Rick Farmer doesn’t like it when he hears about graffiti in nearby Arlington Park.
And the president of the Alta Vista Neighborhood Association is perturbed when he sees someone has spray-painted the live oak trees that shade the playground and line the half-acre multiuse trail through the park.
“It’s really malicious, to me,” said Farmer. “It’s all about respect for the environment. It starts in your backyard.”
For the past year, neighbors fed up with the graffiti have cleaned the markings on trees, playground equipment and park tables throughout the 26-acre park.
Nan Gould, a neighborhood resident, first saw graffiti in the park when she took her nieces to the playground two years ago.
“Graffiti was on the trees and the playground,” Gould said. “There are still parts of the playground equipment that have spray paint on them.”
Gould said she was concerned because some of the spray paint looked like gang graffiti. “It makes it look trashy,” she said.
As far as crimes go, graffiti can seem like a small concern. Yet, it is a disconcerting sight to see, said Gould, who mentioned the “broken window theory,” a criminology theory that monitoring and preventing vandalism can prevent more violent crimes from occurring.
Farmer said sometimes the county, which maintains most city parks, will spot and remove graffiti, but neighbors have taken matters into their own hands and have been going out and cleaning much of the graffiti themselves.
Jim Wormley, Parks and Recreation supervisor with Sarasota County, said the county’s process is to submit a property-damage report and work order upon seeing graffiti, but county workers might not always see graffiti right away.
“If it has foul language, we’ll try to remove it right away,” said Wormley.
“We don’t welcome graffiti at any of our parks,” Wormley said. “The neighbors can let us know.”

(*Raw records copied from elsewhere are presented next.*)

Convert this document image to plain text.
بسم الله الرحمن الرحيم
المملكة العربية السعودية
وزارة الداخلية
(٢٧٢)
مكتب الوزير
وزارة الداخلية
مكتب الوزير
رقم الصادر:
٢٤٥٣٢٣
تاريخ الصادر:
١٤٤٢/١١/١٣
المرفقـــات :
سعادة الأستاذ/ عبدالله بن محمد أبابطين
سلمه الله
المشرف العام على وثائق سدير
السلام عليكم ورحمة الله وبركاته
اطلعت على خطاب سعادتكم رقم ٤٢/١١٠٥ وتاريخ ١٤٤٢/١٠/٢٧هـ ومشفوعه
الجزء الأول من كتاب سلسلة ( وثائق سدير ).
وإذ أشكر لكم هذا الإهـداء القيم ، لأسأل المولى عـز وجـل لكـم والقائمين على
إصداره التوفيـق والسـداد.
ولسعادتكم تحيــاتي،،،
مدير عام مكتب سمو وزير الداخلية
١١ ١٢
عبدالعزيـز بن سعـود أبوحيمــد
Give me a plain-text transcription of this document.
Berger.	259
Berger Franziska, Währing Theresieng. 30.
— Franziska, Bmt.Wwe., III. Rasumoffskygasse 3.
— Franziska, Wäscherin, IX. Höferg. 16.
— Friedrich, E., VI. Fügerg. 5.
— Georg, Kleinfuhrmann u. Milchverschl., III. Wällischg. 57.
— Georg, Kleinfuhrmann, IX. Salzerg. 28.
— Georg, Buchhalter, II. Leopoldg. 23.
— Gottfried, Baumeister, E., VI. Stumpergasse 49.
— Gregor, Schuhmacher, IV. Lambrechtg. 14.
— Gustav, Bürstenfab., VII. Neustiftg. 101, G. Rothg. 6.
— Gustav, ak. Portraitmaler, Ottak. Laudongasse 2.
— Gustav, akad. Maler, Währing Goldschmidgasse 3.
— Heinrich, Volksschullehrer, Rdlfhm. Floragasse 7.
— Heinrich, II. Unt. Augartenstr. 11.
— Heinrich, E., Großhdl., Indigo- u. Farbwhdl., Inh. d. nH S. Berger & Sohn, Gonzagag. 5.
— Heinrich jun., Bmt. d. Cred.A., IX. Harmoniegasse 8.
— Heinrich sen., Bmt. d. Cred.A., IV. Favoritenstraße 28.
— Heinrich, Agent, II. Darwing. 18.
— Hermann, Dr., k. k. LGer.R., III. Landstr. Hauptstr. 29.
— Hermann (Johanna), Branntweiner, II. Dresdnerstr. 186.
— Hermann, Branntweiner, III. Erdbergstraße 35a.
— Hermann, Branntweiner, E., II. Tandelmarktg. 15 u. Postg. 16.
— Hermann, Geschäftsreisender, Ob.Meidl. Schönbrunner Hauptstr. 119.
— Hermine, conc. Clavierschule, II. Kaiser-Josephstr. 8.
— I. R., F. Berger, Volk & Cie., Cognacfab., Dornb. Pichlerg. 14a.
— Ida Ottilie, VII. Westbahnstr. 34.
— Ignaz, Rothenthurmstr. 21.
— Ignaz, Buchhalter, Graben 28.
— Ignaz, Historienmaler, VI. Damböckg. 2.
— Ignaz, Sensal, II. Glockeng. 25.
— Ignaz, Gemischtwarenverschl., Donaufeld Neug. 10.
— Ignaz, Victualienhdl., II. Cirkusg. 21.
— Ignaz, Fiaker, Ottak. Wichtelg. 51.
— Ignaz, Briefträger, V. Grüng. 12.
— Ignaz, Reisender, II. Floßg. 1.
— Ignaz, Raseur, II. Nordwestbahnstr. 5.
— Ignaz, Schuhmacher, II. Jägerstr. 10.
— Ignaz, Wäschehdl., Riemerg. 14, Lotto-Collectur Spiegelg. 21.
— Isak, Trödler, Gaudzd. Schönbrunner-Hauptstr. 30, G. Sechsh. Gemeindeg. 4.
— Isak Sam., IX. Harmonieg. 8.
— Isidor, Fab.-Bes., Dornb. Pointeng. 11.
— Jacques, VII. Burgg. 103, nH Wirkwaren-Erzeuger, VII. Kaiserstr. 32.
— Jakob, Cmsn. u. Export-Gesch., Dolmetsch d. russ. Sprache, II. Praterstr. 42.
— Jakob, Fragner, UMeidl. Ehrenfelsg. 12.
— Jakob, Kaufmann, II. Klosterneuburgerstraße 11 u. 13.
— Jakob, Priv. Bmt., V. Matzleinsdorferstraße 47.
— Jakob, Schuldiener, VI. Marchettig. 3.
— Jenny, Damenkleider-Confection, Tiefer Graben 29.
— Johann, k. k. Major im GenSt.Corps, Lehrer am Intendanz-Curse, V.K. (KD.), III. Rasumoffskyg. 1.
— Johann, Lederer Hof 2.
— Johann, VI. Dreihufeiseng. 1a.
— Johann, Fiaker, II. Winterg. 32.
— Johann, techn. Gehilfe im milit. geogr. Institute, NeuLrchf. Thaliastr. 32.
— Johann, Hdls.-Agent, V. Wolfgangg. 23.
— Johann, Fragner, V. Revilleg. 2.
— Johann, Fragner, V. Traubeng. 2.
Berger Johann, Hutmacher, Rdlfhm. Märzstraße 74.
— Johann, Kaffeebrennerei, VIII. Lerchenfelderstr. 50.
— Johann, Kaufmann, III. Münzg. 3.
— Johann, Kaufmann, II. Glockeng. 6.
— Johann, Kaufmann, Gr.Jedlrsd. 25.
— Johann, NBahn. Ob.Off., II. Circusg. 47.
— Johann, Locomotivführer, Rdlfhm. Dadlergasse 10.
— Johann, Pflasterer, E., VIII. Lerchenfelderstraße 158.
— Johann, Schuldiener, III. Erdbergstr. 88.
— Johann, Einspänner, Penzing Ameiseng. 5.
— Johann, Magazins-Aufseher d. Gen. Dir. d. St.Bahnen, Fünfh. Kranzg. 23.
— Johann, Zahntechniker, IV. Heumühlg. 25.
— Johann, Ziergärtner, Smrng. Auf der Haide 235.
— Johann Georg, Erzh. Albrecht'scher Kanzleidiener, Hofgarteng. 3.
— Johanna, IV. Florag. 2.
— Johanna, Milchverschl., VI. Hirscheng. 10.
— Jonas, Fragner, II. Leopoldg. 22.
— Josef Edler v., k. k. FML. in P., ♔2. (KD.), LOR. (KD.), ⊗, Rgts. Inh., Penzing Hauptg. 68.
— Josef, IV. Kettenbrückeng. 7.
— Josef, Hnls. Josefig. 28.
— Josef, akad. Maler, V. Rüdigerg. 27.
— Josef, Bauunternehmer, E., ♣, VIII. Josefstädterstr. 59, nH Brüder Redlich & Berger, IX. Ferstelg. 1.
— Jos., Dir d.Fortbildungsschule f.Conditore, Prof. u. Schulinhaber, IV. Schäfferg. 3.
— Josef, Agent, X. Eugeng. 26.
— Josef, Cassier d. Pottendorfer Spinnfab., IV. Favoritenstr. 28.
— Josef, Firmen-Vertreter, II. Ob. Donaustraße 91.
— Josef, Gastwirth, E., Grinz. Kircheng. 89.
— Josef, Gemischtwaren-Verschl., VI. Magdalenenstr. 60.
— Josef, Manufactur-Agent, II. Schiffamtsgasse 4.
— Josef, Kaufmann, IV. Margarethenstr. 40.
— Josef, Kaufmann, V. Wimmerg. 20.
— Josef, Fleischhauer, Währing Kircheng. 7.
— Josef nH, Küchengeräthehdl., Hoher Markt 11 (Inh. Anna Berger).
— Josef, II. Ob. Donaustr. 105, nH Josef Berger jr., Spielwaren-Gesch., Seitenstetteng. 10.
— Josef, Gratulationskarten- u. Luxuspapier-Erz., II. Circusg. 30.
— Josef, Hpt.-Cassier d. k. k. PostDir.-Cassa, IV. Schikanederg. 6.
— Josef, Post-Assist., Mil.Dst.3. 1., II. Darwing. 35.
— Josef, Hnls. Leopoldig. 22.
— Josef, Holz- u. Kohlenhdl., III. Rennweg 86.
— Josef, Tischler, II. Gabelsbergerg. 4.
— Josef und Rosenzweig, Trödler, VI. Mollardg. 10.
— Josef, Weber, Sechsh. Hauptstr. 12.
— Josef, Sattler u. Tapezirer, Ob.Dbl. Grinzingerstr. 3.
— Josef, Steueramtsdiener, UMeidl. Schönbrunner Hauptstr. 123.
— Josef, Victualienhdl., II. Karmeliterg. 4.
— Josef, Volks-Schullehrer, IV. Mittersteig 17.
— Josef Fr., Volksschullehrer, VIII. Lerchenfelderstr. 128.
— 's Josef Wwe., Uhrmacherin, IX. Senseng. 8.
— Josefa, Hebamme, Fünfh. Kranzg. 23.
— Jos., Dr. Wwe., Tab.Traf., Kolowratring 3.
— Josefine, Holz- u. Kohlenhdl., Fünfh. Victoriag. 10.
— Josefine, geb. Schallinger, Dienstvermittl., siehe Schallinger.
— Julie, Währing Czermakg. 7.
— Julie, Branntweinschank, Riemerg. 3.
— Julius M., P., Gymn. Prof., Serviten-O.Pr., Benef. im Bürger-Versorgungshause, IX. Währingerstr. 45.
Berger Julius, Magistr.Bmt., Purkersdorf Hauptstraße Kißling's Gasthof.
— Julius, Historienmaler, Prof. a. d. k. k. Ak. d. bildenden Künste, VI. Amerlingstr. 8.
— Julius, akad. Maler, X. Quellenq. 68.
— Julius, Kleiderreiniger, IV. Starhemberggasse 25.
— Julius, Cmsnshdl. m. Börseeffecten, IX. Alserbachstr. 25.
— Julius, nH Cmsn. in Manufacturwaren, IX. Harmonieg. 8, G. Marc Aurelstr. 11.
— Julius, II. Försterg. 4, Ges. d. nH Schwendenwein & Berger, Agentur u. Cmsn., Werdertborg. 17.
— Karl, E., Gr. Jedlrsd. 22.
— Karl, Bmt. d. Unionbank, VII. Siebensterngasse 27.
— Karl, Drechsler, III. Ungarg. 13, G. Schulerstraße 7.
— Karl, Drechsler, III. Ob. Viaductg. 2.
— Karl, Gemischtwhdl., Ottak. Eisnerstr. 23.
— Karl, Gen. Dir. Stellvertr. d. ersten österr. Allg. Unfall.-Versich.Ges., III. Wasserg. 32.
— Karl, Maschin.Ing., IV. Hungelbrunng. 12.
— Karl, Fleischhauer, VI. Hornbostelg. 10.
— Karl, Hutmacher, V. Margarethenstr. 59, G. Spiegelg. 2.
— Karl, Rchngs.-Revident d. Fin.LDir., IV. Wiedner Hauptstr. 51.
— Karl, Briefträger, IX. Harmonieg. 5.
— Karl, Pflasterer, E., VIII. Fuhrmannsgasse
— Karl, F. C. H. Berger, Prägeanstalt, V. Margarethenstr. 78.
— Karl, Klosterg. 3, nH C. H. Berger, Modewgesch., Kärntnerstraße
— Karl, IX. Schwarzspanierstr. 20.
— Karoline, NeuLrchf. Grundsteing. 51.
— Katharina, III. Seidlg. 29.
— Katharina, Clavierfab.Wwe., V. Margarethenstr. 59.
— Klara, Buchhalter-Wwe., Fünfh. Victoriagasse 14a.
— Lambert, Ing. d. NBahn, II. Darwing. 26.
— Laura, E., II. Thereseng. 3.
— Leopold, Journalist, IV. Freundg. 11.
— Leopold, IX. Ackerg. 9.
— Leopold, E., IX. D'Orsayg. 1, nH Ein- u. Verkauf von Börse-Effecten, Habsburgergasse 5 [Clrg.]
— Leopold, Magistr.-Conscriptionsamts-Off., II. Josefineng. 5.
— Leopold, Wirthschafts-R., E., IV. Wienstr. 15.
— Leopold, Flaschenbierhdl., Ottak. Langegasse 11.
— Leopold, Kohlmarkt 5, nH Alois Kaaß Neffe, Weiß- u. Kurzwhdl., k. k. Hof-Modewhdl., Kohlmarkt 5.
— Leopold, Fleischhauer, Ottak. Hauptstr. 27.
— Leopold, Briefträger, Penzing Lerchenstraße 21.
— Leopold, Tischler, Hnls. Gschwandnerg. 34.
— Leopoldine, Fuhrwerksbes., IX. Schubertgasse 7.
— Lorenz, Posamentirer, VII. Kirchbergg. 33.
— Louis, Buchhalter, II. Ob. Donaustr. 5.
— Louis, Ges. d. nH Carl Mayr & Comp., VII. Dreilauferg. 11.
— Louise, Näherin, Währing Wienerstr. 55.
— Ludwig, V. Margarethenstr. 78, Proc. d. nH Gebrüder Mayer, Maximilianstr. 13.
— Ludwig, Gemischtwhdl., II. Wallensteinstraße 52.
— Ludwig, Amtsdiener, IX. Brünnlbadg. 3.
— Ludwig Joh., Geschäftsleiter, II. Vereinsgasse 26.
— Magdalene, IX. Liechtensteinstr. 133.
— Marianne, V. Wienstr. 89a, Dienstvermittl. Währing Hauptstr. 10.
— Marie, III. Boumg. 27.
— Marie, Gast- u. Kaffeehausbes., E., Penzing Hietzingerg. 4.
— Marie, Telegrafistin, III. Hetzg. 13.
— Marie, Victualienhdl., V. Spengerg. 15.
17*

Gould said she scrubbed some of trees with soap and water, a process that “kind of worked” but left discolored patches on the bark.
“It’s really just boredom,” said John Mangan, Arlington Park resident. “How do you get the (vandals) to do something constructive? I say give them a board and let them paint on it. We could have a contest every week.”
Several months ago, Farmer called City Commissioner Shannon Snyder, a former Sarasota County Sheriff’s deputy. In an interview last week with the Sarasota Observer, Snyder said he planned to walk the park to see how bad the graffiti is.
Snyder said it’s important to remove graffiti in public spaces as early as possible.
“If you don’t stay on it from a maintenance and law-enforcement standpoint, it gets worse and more expensive (to clean),” Snyder said. “It will grow.”
Cleaning the graffiti also “deprives the tagger of the recognition they would get,” Snyder said.
But cleaning spray paint or marker is a more difficult task on the oaks. Scraping the bark will damage the tree, and painting over it with black paint doesn’t improve the aesthetic situation, said Snyder, who as a deputy specialized in trying to prevent and remove graffiti.
“An artist can camouflage it (on trees),” Snyder said.
The artist would take colors that match the bark of an oak tree and paint over it, Snyder said. With natural erosion, the graffiti will disappear.
Farmer said he plans to talk to a neighbor, who is an artist, about camouflaging the graffiti.
A few trees in the park have some scrape marks where it appears previous graffiti was removed.
“Unfortunately there has never been too many foot patrols in the park,” Snyder said. “Having lived in the neighborhood my entire life, I can say (the graffiti) comes and goes.”